On the church itself, there was a dedicatory inscription underneath a mosaic work on the facade, which read: Christe tibi sit honor Paulus quod decorat opus. The mosaic depicted a scene representing the Ascension of Christ in the usual manner of the era, in which Christ is shown in the midst of a great cloud and carried up by angels. At the base of the scene were the twelve Apostles in a group, like the one found in the lower church of S. Clemente, which was also commissioned by Paul I. Later on the facade was altered in restorations, which occurred by the time of Pope Nicholas V (1447–1455) whose name appears above the entrance in 1450.
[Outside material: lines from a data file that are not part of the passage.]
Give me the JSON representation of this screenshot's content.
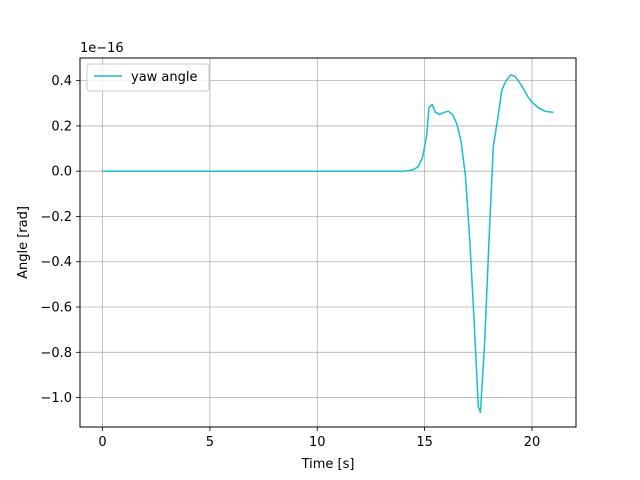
{
  "chart_data": {
    "type": "line",
    "title": "",
    "xlabel": "Time [s]",
    "ylabel": "Angle [rad]",
    "offset_label": "1e−16",
    "xlim": [
      -1.05,
      22.05
    ],
    "ylim": [
      -1.13,
      0.5
    ],
    "xticks": [
      0,
      5,
      10,
      15,
      20
    ],
    "yticks": [
      -1.0,
      -0.8,
      -0.6,
      -0.4,
      -0.2,
      0.0,
      0.2,
      0.4
    ],
    "ytick_labels": [
      "−1.0",
      "−0.8",
      "−0.6",
      "−0.4",
      "−0.2",
      "0.0",
      "0.2",
      "0.4"
    ],
    "grid": true,
    "legend_position": "top-left",
    "series": [
      {
        "name": "yaw angle",
        "color": "#17becf",
        "x": [
          0,
          1,
          2,
          3,
          4,
          5,
          6,
          7,
          8,
          9,
          10,
          11,
          12,
          13,
          14,
          14.3,
          14.5,
          14.7,
          14.9,
          15.1,
          15.2,
          15.35,
          15.5,
          15.7,
          15.9,
          16.1,
          16.3,
          16.5,
          16.7,
          16.9,
          17.1,
          17.3,
          17.5,
          17.6,
          17.8,
          18.0,
          18.2,
          18.4,
          18.6,
          18.8,
          19.0,
          19.2,
          19.4,
          19.6,
          19.8,
          20.0,
          20.3,
          20.6,
          21.0
        ],
        "y": [
          0,
          0,
          0,
          0,
          0,
          0,
          0,
          0,
          0,
          0,
          0,
          0,
          0,
          0,
          0,
          0.003,
          0.008,
          0.02,
          0.06,
          0.16,
          0.28,
          0.295,
          0.26,
          0.25,
          0.26,
          0.265,
          0.25,
          0.21,
          0.13,
          -0.02,
          -0.3,
          -0.65,
          -1.04,
          -1.065,
          -0.75,
          -0.3,
          0.11,
          0.23,
          0.36,
          0.4,
          0.425,
          0.42,
          0.395,
          0.365,
          0.33,
          0.305,
          0.28,
          0.265,
          0.26
        ]
      }
    ]
  }
}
During the reign of Pope Adrian I (772–795) the church is referred to as S. Maria in atrio. During that time there was a deaconry established there for the distribution of alms. Centuries later, a certain Pope Innocent (probably Innocent II, who consecrated many churches in the city before his death in 1143) reconsecrated the church. It was for that occasion that an inscription was carved on the altar in Leonine verse, later reported by Grimaldi:

Est in honore piae domus ista sacrata Mariae
Hoc Innocenti te presule perficienti
Cui suberat

On 8 June 1155, Adrian IV crowned Frederick Barbarossa Holy Roman Emperor at the ancient Basilica of St. Peter. Barabarossa proceeded afterwards to the church where he knelt before the Pope and promised to protect and defend the Holy Roman Church. However, he was later compelled to attack the city in 1167. It was at this time that an important episode in the history of the church occurred. During Barbarossa's attack on the basilica, the little church was a point of defense; yet in the end it was burned and reduced to ruins (penitus combusta et dissipata). The art and objects destroyed in the disaster were substantial, including the aforementioned image of the Savior's face, which had been a copy of the Veronica that is still kept in the Basilica.

The plan of the basilica as depicted by Tiberio Alfarano (1525–1596) shows the church, but by that time it was already ruined or abandoned. In the end, the church was demolished to make way for the new Basilica of St. Peter in the 16th or 17th century.